Speaker
Description
Introduction: Some lung cancer screening guidelines recommend using individualized risk
models to refer ever-smokers for screening. However, different models select different screening populations. The leading risk models were developed and validated in Western populations, and almost exclusively in non-Hispanic whites. Hence, there is an almost complete lack of evidence to support the deployment of existing risk models in settings beyond individuals of white race in North America and Europe. Our objective was to assess the performance of North American and European lung cancer risk models in an Iranian population. Models included the Prostate Lung Colorectal Ovarian model 2012 (PLCOm2012), Liverpool Lung Project model (LLP), Bach model, Lung Cancer Risk Assessment Tool (LCRAT), and Lung Cancer Death Risk Assessment Tool (LCDRAT). We also evaluated the additive information from novel risk factors (such as hookah and opium use) to the models.

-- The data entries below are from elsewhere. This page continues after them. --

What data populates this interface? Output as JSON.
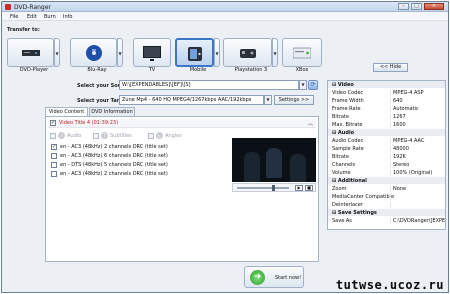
{
  "window": {
    "title": "DVD-Ranger"
  },
  "menu": [
    "File",
    "Edit",
    "Burn",
    "Info"
  ],
  "transfer_label": "Transfer to:",
  "targets": [
    {
      "label": "DVD-Player",
      "icon": "dvd-player-icon",
      "selected": false
    },
    {
      "label": "Blu-Ray",
      "icon": "bluray-disc-icon",
      "selected": false
    },
    {
      "label": "TV",
      "icon": "tv-icon",
      "selected": false
    },
    {
      "label": "Mobile",
      "icon": "mobile-phone-icon",
      "selected": true
    },
    {
      "label": "Playstation 3",
      "icon": "playstation-icon",
      "selected": false
    },
    {
      "label": "XBox",
      "icon": "xbox-icon",
      "selected": false
    }
  ],
  "hide_button": "<< Hide",
  "source": {
    "label": "Select your Source:",
    "value": "W:\\[EXPENDABLES]\\[EF]\\[S]"
  },
  "target": {
    "label": "Select your Target:",
    "value": "Zune Mp4 - 640 HQ MPEG4/1267kbps AAC/192kbps"
  },
  "settings_button": "Settings >>",
  "tabs": [
    "Video Content",
    "DVD Information"
  ],
  "video_title": "Video Title 4 (01:39:23)",
  "subheaders": [
    "Audio",
    "Subtitles",
    "Angles"
  ],
  "audio_tracks": [
    {
      "text": "en - AC3 (48kHz) 2 channels DRC (title set)",
      "checked": true
    },
    {
      "text": "en - AC3 (48kHz) 6 channels DRC (title set)",
      "checked": false
    },
    {
      "text": "en - DTS (48kHz) 5 channels DRC (title set)",
      "checked": false
    },
    {
      "text": "en - AC3 (48kHz) 2 channels DRC (title set)",
      "checked": false
    }
  ],
  "playback_position": 0.7,
  "properties": [
    {
      "type": "category",
      "name": "Video"
    },
    {
      "type": "row",
      "key": "Video Codec",
      "value": "MPEG-4 ASP"
    },
    {
      "type": "row",
      "key": "Frame Width",
      "value": "640"
    },
    {
      "type": "row",
      "key": "Frame Rate",
      "value": "Automatic"
    },
    {
      "type": "row",
      "key": "Bitrate",
      "value": "1267"
    },
    {
      "type": "row",
      "key": "Max. Bitrate",
      "value": "1600"
    },
    {
      "type": "category",
      "name": "Audio"
    },
    {
      "type": "row",
      "key": "Audio Codec",
      "value": "MPEG-4 AAC"
    },
    {
      "type": "row",
      "key": "Sample Rate",
      "value": "48000"
    },
    {
      "type": "row",
      "key": "Bitrate",
      "value": "192K"
    },
    {
      "type": "row",
      "key": "Channels",
      "value": "Stereo"
    },
    {
      "type": "row",
      "key": "Volume",
      "value": "100% (Original)"
    },
    {
      "type": "category",
      "name": "Additional"
    },
    {
      "type": "row",
      "key": "Zoom",
      "value": "None"
    },
    {
      "type": "row",
      "key": "MediaCenter Compatible",
      "value": ""
    },
    {
      "type": "row",
      "key": "Deinterlacer",
      "value": ""
    },
    {
      "type": "category",
      "name": "Save Settings"
    },
    {
      "type": "row",
      "key": "Save As",
      "value": "C:\\DVDRanger\\[EXPEN"
    }
  ],
  "start_button": "Start now!",
  "watermark": "tutwse.ucoz.ru",
  "colors": {
    "accent": "#3b76c7",
    "title_red": "#c22020",
    "start_green": "#2e9b2a"
  }
}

Methods: We analysed current and former smokers from the Golestan
Cohort Study (N=8662).
Calibration and discrimination were quantified respectively by the ratio of expected to
observed cases (E/O) and the area under the ROC curve. Hazard ratios were estimated to
quantify the association between risk factors and lung cancer in the Iranian population. A Cox regression model more appropriate for the Iranian population model was developed and
internally validated with 5-fold cross validation.
Results: All models were overcalibrated (E/O>1). The best calibrated model was the Bach model (E/O=1.7 95%CI [1.3;2.2]).
Some effects of smoking were attenuated in the Iranian population compared with the Western models (e.g. smoking status comparing current with former smokers had a smaller effect in the Golestan version of the model with estimate of 0.08 vs 0.26 in the original model). A new model including age, body mass index, smoking intensity, smoking duration, history of chronic obstructive pulmonary diseases and opium use was developed. It performed well in the dataset with a cross-validated E/O of 1.27 95% CI [0.97; 1.64].
Conclusion: This study showed the limits in transportability of risk prediction models and the need to tailor them to each demographic. Incorporating novel risk factors relating to opium into the risk equation yielded a satisfactory predictive ability and calibration, ensuring accuracy of estimated risk scores.